My Aunt was recently diagnosed with dementia.
Why is it OK for people to make jokes about Alzheimer’s disease or dementia?
Dementia is no laughing matter. So, why do people feel they have permission to joke about dementia/Alzheimer’s disease when it is discussed publicly? I recently attended a fundraising conference where a well-known presenter joked about Alzheimer’s. He was talking about people who leave money to charity in their estate and he wove a terrible comment about the disease. He was trying to be funny – Jimmy Fallon he was not. People make statements like “I bet she does not remember”, “Don’t worry, she can’t remember it anyway” and other such inappropriate and insensitive comments.
If my Aunt had been diagnosed with breast cancer, would these same people joke about her breasts? Or, if this had been an uncle or male family member who had been diagnosed with prostate cancer, would these same people joke about the prostate? It seems people feel Alzheimer’s is an opportunity to attempt humour. Why is any diagnosis an opportunity for someone to try to make light of the situation? If the tables were turned, would these same people like inappropriate comments made about their family member or friend? I think not.
The fact is dementia impacts about 46 million people worldwide (that is larger than the size of the country of Spain). Someone is diagnosed every three seconds. According to the Alzheimer’s Disease International World Alzheimer Report 2015, Alzheimer’s will become a trillion dollar disease by 2018 and it will impact 131.5 million people by the year 2050. Everyone reading this blog will know someone in his or her lifetime that will be impacted by dementia. Will it be your parent? An Aunt? A sibling? A close friend? If it does not currently impact you personally, these statistics suggest Alzheimer’s disease will impact each one of us, as well as our global economy, and our society as a whole.
Want to take action today and do something about Alzheimer’s disease to fund research or help family members dealing with the issue? Contact the Alzheimer’s Association in your country to make a donation.
Dementia robs the person’s ability to remember things like what they ate for lunch, who visited them today, or where they placed a book they were just reading or the remote control they were just using.

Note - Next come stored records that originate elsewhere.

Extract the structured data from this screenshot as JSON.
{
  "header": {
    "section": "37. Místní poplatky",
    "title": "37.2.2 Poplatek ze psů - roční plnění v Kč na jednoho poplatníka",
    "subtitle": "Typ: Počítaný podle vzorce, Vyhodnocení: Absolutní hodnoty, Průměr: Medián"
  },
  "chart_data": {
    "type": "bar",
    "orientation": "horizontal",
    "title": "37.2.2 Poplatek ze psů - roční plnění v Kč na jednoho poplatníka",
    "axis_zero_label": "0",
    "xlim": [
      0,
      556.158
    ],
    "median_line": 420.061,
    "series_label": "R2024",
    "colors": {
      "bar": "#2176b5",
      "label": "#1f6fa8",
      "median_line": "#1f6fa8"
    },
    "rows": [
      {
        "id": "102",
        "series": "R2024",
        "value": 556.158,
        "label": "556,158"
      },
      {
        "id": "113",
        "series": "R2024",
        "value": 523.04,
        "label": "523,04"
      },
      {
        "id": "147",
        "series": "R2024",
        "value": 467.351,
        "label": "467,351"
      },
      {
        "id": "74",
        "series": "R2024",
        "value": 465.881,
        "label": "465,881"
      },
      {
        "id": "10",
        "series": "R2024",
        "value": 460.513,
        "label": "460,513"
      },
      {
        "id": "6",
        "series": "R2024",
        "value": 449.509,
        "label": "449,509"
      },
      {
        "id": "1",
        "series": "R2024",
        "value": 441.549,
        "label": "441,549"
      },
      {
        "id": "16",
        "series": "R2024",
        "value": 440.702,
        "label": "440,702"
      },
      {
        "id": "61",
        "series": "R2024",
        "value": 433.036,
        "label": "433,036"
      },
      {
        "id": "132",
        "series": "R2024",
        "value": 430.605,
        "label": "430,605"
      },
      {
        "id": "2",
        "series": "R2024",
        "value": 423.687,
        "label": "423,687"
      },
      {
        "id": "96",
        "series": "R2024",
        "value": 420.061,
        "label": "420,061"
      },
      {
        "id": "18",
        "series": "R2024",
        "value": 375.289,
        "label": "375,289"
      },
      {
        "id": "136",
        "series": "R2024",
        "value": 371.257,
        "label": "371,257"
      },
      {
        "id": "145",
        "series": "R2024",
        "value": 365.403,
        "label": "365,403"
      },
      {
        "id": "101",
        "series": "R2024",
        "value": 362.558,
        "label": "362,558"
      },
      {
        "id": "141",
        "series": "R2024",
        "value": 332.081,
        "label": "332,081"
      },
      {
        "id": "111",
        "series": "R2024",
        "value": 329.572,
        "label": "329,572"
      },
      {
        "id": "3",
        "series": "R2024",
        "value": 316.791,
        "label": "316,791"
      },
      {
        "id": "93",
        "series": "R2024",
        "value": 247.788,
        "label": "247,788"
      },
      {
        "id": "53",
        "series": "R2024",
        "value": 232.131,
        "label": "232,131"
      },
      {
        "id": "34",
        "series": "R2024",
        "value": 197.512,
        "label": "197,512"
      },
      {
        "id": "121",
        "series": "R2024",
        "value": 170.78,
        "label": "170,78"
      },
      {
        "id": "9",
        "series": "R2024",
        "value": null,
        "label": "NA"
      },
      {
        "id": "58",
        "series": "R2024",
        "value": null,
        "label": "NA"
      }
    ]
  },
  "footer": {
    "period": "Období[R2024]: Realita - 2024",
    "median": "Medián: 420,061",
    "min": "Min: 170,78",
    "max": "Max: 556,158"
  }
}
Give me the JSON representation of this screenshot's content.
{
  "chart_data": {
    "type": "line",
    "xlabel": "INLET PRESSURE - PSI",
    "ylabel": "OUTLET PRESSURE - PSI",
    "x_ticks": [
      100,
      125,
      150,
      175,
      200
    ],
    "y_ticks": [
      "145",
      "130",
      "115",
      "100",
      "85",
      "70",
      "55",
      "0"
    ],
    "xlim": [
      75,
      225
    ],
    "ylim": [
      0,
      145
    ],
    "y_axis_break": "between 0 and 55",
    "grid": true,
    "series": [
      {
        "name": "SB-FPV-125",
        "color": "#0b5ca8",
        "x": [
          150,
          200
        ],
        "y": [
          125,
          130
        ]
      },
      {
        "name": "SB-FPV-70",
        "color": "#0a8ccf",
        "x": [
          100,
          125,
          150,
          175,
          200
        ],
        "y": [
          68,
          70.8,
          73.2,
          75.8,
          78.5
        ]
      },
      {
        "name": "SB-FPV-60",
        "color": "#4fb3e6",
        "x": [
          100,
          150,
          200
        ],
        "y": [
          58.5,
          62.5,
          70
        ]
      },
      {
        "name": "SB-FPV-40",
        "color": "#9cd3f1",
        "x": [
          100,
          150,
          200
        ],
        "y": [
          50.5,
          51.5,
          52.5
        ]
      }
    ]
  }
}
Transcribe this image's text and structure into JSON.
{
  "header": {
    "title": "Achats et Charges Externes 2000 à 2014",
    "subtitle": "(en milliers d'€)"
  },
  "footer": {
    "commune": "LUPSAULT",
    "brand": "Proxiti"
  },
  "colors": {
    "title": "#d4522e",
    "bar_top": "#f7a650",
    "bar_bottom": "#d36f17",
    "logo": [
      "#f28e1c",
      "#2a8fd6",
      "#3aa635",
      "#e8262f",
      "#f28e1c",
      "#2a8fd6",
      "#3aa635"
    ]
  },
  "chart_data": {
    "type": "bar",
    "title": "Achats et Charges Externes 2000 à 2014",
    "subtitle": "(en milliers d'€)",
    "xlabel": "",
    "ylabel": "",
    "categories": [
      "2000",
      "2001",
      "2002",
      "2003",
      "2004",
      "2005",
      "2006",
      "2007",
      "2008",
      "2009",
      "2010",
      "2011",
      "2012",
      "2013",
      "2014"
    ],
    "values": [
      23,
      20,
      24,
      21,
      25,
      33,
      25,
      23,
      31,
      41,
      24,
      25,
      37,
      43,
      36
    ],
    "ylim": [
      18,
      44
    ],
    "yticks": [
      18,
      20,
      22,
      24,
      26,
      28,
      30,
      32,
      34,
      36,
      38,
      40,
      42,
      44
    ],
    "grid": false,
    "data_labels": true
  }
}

Eventually my Aunt will not remember me, my sister, and even our mother (her sister). Sure, there will be funny things she will say and the pain of making light of the situation will go away. But, I suggest we all know our audience when talking about diseases or responding to conversation. Sometimes a simple “I am sorry to hear that” is far better than joking about a disease. Perhaps saying nothing at all is an even better approach.